Venezuela has sunk into turmoil under President Nicolas Maduro, with ongoing food shortages and daily protests amid an economic and political crisis.
In a statement, Foreign Affairs Minister Marise Payne said Australia would support Mr Guaido until elections were called.
Why Trump recognised Guaido
“Australia calls for a transition to democracy in Venezuela as soon as possible,” Senator Payne said.
We now urge all parties to work constructively towards a peaceful resolution of the situation, including a return to democracy, respect for the rule of law and upholding of human rights of the Venezuelan people.”
The struggle for control in Venezuela turned to the military, as supporters of Mr Guaido handed leaflets to soldiers detailing a proposed amnesty law that would protect them for helping overthrow Mr Maduro.
In a live broadcast, Mr Guaido urged Venezuelans to participate in two new mobilisations in the coming week.

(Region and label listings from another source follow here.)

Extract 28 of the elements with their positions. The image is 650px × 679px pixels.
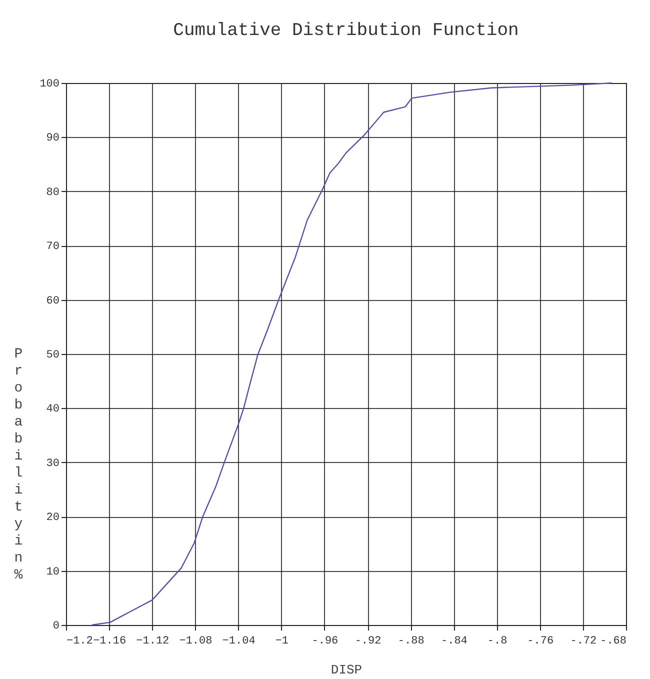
y-tick-label: 90: [46, 132, 60, 145]
x-tick-label: -.92: [354, 636, 382, 648]
x-tick-label: −1.16: [93, 636, 126, 648]
y-tick-label: 10: [46, 566, 60, 578]
y-tick-label: 40: [46, 404, 60, 416]
text: Probability in %: [14, 346, 23, 584]
y-tick-label: 80: [46, 186, 60, 199]
y-tick-label: 20: [46, 512, 60, 524]
x-tick-label: −1.2: [66, 636, 93, 648]
x-tick-label: −1.04: [222, 636, 256, 648]
x-tick-label: -.84: [440, 636, 468, 648]
chart-title: Cumulative Distribution Function: [173, 21, 519, 41]
y-tick-label: 70: [46, 241, 60, 254]
x-tick-label: −1.08: [179, 636, 212, 648]
x-tick-label: -.68: [600, 636, 626, 648]
x-tick-label: -.8: [487, 636, 508, 648]
y-tick-label: 100: [40, 78, 60, 90]
y-tick-label: 30: [46, 458, 60, 470]
y-tick-label: 60: [46, 295, 60, 308]
x-tick-label: -.76: [527, 636, 554, 648]
x-tick-label: -.96: [312, 636, 338, 648]
x-tick-label: -.72: [570, 636, 597, 648]
y-tick-label: 50: [46, 350, 60, 362]
x-tick-label: −1.12: [136, 636, 170, 648]
x-tick-label: -.88: [398, 636, 424, 648]
y-tick-label: 0: [52, 620, 60, 632]
x-tick-label: −1: [275, 636, 289, 648]
x-axis-title: DISP: [330, 662, 362, 678]
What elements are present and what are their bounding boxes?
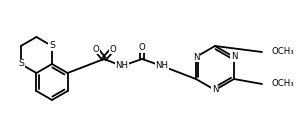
Text: S: S	[18, 60, 24, 69]
Text: N: N	[193, 53, 199, 62]
Text: O: O	[93, 45, 99, 54]
Text: O: O	[110, 45, 116, 54]
Text: OCH₃: OCH₃	[271, 47, 294, 56]
Text: S: S	[49, 41, 55, 51]
Text: N: N	[231, 53, 237, 62]
Text: O: O	[139, 44, 145, 53]
Text: NH: NH	[155, 62, 169, 70]
Text: NH: NH	[115, 62, 129, 70]
Text: N: N	[212, 85, 218, 94]
Text: OCH₃: OCH₃	[271, 79, 294, 89]
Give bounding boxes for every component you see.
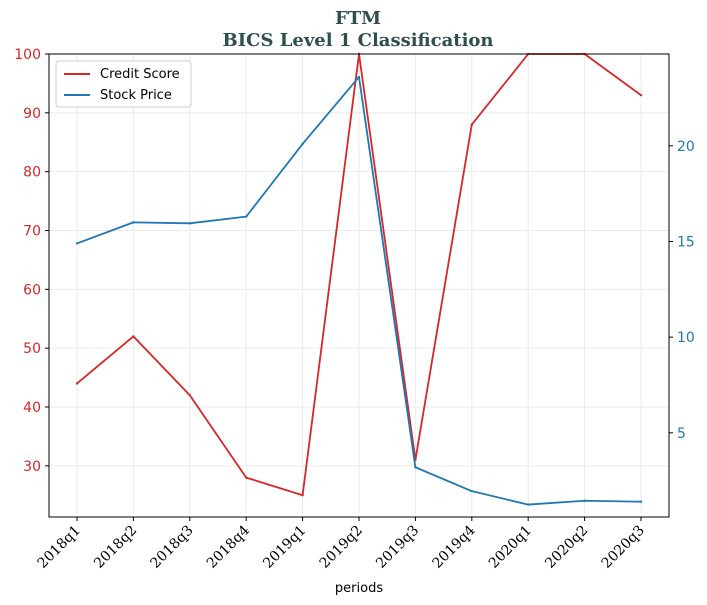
left-tick-label: 90: [23, 106, 41, 122]
data-point-stock-price: [527, 503, 530, 506]
data-point-stock-price: [301, 142, 304, 146]
data-point-credit-score: [188, 394, 191, 397]
right-tick-label: 15: [677, 234, 695, 250]
legend: Credit Score Stock Price: [55, 60, 192, 108]
x-axis-ticks: 2018q1 2018q2 2018q3 2018q4 2019q1 2019q2 2019…: [35, 517, 648, 572]
legend-label-credit-score: Credit Score: [100, 67, 180, 82]
left-tick-label: 100: [14, 47, 41, 63]
data-point-stock-price: [583, 499, 586, 502]
x-tick-label: 2019q3: [373, 523, 422, 572]
left-tick-label: 30: [23, 459, 41, 475]
left-tick-label: 40: [23, 400, 41, 416]
data-point-credit-score: [301, 494, 304, 497]
data-point-credit-score: [245, 476, 248, 479]
data-point-stock-price: [414, 466, 417, 469]
data-point-stock-price: [245, 215, 248, 218]
data-point-stock-price: [470, 489, 473, 493]
right-tick-label: 10: [677, 330, 695, 346]
right-tick-label: 20: [677, 139, 695, 155]
data-point-stock-price: [188, 222, 191, 225]
chart-subtitle: BICS Level 1 Classification: [222, 30, 493, 51]
data-point-stock-price: [357, 75, 361, 79]
x-tick-label: 2020q1: [486, 523, 535, 572]
legend-label-stock-price: Stock Price: [100, 88, 172, 103]
x-tick-label: 2018q2: [91, 523, 140, 572]
data-point-credit-score: [75, 382, 79, 385]
data-point-stock-price: [132, 221, 135, 224]
x-tick-label: 2019q4: [429, 522, 478, 571]
left-tick-label: 70: [23, 223, 41, 239]
left-tick-label: 60: [23, 282, 41, 298]
x-tick-label: 2018q1: [35, 523, 84, 572]
x-tick-label: 2020q3: [599, 523, 648, 572]
x-axis-label: periods: [335, 581, 383, 596]
data-point-stock-price: [639, 500, 643, 503]
x-tick-label: 2019q2: [317, 523, 366, 572]
grid: [49, 53, 669, 517]
x-tick-label: 2018q3: [147, 523, 196, 572]
data-point-credit-score: [132, 335, 135, 338]
left-tick-label: 80: [23, 165, 41, 181]
left-axis-ticks: 30 40 50 60 70 80 90 100: [14, 47, 49, 475]
data-point-stock-price: [75, 242, 79, 245]
x-tick-label: 2018q4: [204, 522, 253, 571]
data-point-credit-score: [470, 123, 473, 126]
left-tick-label: 50: [23, 341, 41, 357]
x-tick-label: 2020q2: [542, 523, 591, 572]
right-tick-label: 5: [677, 426, 686, 442]
chart-title: FTM: [335, 8, 381, 29]
right-axis-ticks: 5 10 15 20: [669, 139, 695, 442]
x-tick-label: 2019q1: [260, 523, 309, 572]
data-point-credit-score: [639, 93, 643, 97]
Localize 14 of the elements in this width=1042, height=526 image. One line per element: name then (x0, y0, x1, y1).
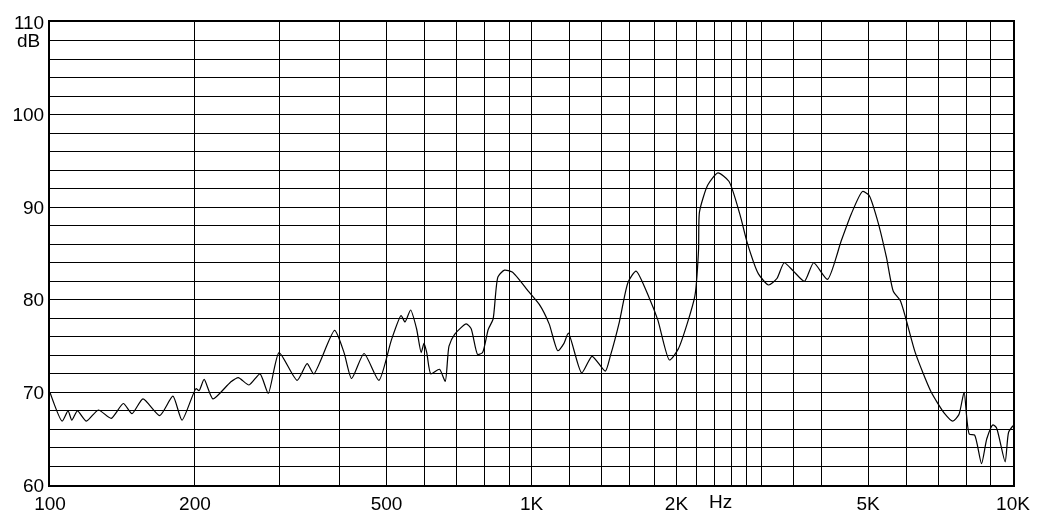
x-tick-label: 500 (370, 492, 403, 514)
y-tick-label: 80 (23, 289, 45, 311)
x-axis-title: Hz (709, 491, 733, 512)
x-tick-label: 10K (996, 492, 1031, 514)
y-tick-label: 90 (23, 196, 45, 218)
y-tick-label: 60 (23, 474, 45, 496)
x-tick-label: 2K (664, 492, 689, 514)
y-tick-label: 100 (12, 104, 45, 126)
y-tick-label: 70 (23, 382, 45, 404)
x-tick-label: 5K (856, 492, 880, 514)
y-tick-label: 110 (13, 11, 45, 33)
x-tick-label: 200 (179, 492, 211, 514)
x-tick-label: 1K (519, 492, 544, 514)
y-axis-title: dB (17, 30, 41, 51)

He said that at midday on Wednesday, people should participate in peaceful two-hour protests.
For Saturday he asked supporters to hold mass demonstrations in “every corner of Venezuela” and around the globe.
Mr Guaido said the Saturday protest was timed to coincide with a European Union deadline for Mr Maduro to call new elections.
Earlier, Mr Maduro demonstrated his might, wearing tan fatigues at military exercises.
Addressing soldiers in an appearance on state TV, Mr Maduro asked whether they were plotting with the “imperialist” United States, which he accused of openly leading a coup against him.
“No, my commander-in-chief,” they shouted in unison.
Mr Maduro responded: “We’re ready to defend our homeland, under any circumstance.”
Military take centre stage
The duelling appeals from the two rivals again puts the military centre stage in the global debate over who holds a legitimate claim to power in the South American nation.
The standoff has plunged troubled Venezuela into a new chapter of political turmoil that has already left more than two dozen dead as thousands took to the streets demanding Mr Maduro step down.
It erupted when Mr Guaido declared before masses of supporters last week that he had temporarily assumed presidential powers, vowing to hold free elections and end Mr Maduro’s dictatorship.
Mr Maduro had started his second term as Venezuela’s President on January 10, following a widely boycotted election last year, which many foreign governments described as a sham.
Venezuela’s constitution says if the presidency is determined to be vacant, new elections should be called in 30 days and the head of congress should assume the presidency in the meantime.
But Mr Maduro has so far refused to step down and has accused the Opposition of seeking to stage a coup.
The US has a long history of intervening – both directly and indirectly – to change governments in South America, and Mr Maduro warned his supporters they could not “trust the gringos”.
“They don’t have friends or loyalties. They only have interests, guts and the ambition to take Venezuela’s oil, gas and gold,” he said, citing a long list of US-backed military coups, including in Guatemala, Chile and Brazil.